Courtesy of Pooran Mohabir
A union electrician from South Ozone Park has become a New York City subway hero after coming to the rescue of an elderly man who was shoved to the tracks in an unprovoked attack at an Upper East Side subway station early Tuesday morning.
Electrical foreman Pooran Mohabir, 33, a member of United Electrical Workers of America (UEWA) Local 363, was doing overnight construction modernization at the 68th Street-Hunter College station as a member of a five-man union crew from RMD Electric, a subcontractor of the MTA, when he heard a commotion emanating from the subway platform.
“I was on duty and on the mezzanine level when I heard shouting on the level below, ” Mohabir said. “I originally thought nothing of it until I went down to the platform to see for myself. I saw a man in need and no one else was nearby to help him. His head was only a foot away from the third rail, which I knew could be fatal.”

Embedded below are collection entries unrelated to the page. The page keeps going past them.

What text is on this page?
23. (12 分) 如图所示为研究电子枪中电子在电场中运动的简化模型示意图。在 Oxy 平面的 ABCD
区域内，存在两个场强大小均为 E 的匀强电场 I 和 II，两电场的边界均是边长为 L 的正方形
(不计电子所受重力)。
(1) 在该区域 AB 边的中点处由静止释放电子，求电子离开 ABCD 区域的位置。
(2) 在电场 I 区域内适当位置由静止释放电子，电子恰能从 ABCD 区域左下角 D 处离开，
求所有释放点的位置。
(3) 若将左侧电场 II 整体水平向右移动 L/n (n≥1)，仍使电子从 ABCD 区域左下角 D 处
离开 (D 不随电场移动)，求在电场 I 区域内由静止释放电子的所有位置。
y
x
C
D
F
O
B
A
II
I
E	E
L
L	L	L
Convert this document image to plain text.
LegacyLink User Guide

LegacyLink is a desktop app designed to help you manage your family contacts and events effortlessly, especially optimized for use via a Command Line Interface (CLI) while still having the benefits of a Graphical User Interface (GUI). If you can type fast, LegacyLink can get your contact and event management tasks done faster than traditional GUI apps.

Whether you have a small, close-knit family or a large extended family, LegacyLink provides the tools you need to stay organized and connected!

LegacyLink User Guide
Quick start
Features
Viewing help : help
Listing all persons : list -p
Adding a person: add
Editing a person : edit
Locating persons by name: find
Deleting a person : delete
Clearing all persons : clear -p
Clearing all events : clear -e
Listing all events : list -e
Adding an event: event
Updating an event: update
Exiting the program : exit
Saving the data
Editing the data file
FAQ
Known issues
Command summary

He discovered a 74-year-old great grandfather who had been waiting for a 6 train just after midnight when an unhinged man who was reportedly shouting to himself pushed him from behind before landing directly on his back with his neck on the tracks. Mohabir sprang into action as the assailant rushed past him, fleeing the station on the stairway towards Lexington Avenue. Mohabir jumped down to the tracks and pulled the elderly man to safety and stayed with him until authorities arrived on the scene.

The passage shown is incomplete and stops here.